1954:…And Now Miguel (counting sheep induces sleep)

VERDICT: Trash!

Laurinda’s Rating: 1/5

Make a documentary. Rewrite the script into book format. Bribe the judges. Win an award. While Stage 3 may or may not have occurred, the rest is the true story of 1954’s Newbery Winner. As with the reverse process (book to movie), the end result is utter garbage. …And Now Miguel is an extremely tedious exploration of an adolescent shepherd’s life. Miguel’s family has raised sheep for several generations. Every summer, the men in the family take the sheep up into the Sangre de Cristo Mountains. This year, Miguel is intent on proving that he has the skill and knowledge to move from boy to man in terms of his responsibilities. He helps clear out the irrigation canal, “brand” the ewes and lambs with identifying numbers, and sweep the floor when the shearers come. However, only the drafting of his older brother, Gabriel, gets him his coveted place on the drive up to the Sangre de Cristo Mountains. While Miguel regrets his brother’s absence, and wishing to San Ysidro for an opportunity to join the men, he delights in the journey to the mountains.
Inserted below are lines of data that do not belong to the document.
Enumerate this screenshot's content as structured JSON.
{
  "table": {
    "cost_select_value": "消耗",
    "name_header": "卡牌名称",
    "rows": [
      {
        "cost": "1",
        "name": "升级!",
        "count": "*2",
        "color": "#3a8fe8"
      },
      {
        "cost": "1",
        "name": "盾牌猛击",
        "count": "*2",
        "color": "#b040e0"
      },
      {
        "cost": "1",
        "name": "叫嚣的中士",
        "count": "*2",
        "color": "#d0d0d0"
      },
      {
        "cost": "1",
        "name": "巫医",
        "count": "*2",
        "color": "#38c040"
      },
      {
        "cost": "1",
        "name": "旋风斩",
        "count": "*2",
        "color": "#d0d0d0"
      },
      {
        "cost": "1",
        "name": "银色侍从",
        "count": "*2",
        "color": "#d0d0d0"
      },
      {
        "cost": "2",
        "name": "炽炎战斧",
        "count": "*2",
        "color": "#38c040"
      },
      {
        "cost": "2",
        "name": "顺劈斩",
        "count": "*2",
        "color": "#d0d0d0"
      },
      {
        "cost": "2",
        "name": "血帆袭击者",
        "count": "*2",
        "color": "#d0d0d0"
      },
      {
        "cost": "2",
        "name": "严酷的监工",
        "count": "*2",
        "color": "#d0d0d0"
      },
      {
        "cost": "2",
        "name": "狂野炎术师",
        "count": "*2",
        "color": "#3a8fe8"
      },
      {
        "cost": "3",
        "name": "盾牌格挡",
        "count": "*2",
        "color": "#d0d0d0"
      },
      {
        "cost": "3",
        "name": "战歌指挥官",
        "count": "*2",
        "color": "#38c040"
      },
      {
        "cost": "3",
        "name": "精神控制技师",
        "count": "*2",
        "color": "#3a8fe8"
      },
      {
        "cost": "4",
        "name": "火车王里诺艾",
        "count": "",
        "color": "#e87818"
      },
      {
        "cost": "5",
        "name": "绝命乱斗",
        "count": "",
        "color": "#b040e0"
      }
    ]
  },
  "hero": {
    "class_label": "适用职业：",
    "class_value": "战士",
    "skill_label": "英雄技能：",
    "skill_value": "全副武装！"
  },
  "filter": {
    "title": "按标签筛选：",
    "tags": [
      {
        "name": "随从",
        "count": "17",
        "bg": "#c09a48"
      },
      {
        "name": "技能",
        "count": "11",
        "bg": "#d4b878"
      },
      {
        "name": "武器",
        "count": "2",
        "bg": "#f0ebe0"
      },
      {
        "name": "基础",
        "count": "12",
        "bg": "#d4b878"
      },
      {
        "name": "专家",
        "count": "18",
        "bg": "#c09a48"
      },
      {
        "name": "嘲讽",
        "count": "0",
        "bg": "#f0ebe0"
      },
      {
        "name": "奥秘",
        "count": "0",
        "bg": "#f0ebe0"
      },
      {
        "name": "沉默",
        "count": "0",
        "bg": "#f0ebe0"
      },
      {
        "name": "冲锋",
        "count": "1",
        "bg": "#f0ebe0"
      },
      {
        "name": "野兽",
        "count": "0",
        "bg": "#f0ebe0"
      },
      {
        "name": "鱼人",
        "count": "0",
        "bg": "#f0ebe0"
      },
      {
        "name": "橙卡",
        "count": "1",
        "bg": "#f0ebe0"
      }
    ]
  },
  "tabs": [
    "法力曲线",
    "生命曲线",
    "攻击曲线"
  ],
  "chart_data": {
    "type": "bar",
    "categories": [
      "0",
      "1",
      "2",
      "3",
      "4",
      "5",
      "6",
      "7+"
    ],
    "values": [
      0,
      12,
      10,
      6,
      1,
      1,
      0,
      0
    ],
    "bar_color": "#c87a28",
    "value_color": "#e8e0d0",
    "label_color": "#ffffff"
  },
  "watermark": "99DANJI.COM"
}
The narration is excruciatingly detailed, with little emotion to carry the plot along. As in the documentary, Miguel is the narrator of the book. His language use is simple and boring, not a surprise since Miguel prefers working with sheep to attending school (and, well, he’s a 12 year old). He offers a detailed description of why a lamb being born looks like an airplane, for example. If that was a one-time occurrence, the narrative might have survived. However, this happens over and over, with everything from cleaning the irrigation ditch to the scenery Miguel traverses when skipping school to search for lost sheep. The plot is also lacking; although Miguel takes on additional tasks, the author fails to paint a strong picture of his development in anything other than work habits. Additionally, secondary characters have little individual personality. While there are a few amusing scenes involving them, the strong focus on Miguel prevents anyone else from taking even a bit of the spotlight. Heck, even the pictures are awkward line drawings. Really, there was nothing to save this book. There’s a reason it took me almost two weeks to finish it (besides my vacation and a busy work schedule). Unless you’re trying to cure insomnia, avoid this book.